Menotti Del Picchia, nascido Vincenzo Menotti Del Picchia em 20 de outubro de 1892, em São Paulo, foi uma figura central do modernismo brasileiro. Poeta, romancista e jornalista prolífico, ele se destacou como colaborador essencial na Semana de Arte Moderna de 1922, evento que revolucionou as artes no Brasil ao romper com o parnasianismo e o simbolismo. De acordo com registros históricos consolidados, Del Picchia leu poemas como "Juca Mulato" no palco do Teatro Municipal, contribuindo para a efervescência cultural paulista.

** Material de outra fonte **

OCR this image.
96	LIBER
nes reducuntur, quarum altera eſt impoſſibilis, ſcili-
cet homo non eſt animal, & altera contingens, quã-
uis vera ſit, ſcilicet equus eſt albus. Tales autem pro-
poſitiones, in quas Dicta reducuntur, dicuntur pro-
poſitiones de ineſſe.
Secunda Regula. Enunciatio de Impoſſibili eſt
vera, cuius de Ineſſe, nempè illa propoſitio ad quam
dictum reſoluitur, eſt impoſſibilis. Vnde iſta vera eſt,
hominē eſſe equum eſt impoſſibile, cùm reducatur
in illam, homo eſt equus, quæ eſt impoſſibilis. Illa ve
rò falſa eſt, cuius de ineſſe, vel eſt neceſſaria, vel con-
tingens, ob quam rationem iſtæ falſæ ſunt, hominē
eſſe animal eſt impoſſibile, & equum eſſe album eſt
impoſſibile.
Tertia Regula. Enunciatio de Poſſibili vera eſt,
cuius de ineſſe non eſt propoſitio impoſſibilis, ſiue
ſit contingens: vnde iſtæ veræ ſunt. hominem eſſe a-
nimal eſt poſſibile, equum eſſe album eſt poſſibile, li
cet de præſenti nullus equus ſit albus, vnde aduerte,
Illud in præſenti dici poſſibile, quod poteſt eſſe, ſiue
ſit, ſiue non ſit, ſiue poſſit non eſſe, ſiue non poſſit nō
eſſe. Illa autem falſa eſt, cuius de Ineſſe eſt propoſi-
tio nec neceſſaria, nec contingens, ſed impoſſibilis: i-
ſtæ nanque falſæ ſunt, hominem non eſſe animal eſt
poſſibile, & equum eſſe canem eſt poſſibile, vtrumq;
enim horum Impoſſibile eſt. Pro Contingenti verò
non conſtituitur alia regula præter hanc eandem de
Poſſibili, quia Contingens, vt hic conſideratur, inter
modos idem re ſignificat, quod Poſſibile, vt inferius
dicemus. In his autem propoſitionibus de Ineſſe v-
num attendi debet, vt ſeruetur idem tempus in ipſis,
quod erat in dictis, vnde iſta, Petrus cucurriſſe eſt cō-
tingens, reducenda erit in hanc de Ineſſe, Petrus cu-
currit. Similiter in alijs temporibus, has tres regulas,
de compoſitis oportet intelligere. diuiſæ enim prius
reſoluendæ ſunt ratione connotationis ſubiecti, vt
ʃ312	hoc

Sua relevância persiste por representar a "fase heroica" do modernismo, com ênfase no nacionalismo e na linguagem coloquial. Jornalista no Correio Paulistano, publicou dezenas de livros, incluindo coletâneas poéticas e romances. Eleito em 1940 para a cadeira 38 da Academia Brasileira de Letras (ABL), onde sucedeu Afonso Celso, Del Picchia ocupou o cargo até sua morte em 26 de novembro de 1988, aos 96 anos. Sua trajetória ilustra o entrelaçamento entre jornalismo, poesia e política cultural no Brasil do século XX. (178 palavras)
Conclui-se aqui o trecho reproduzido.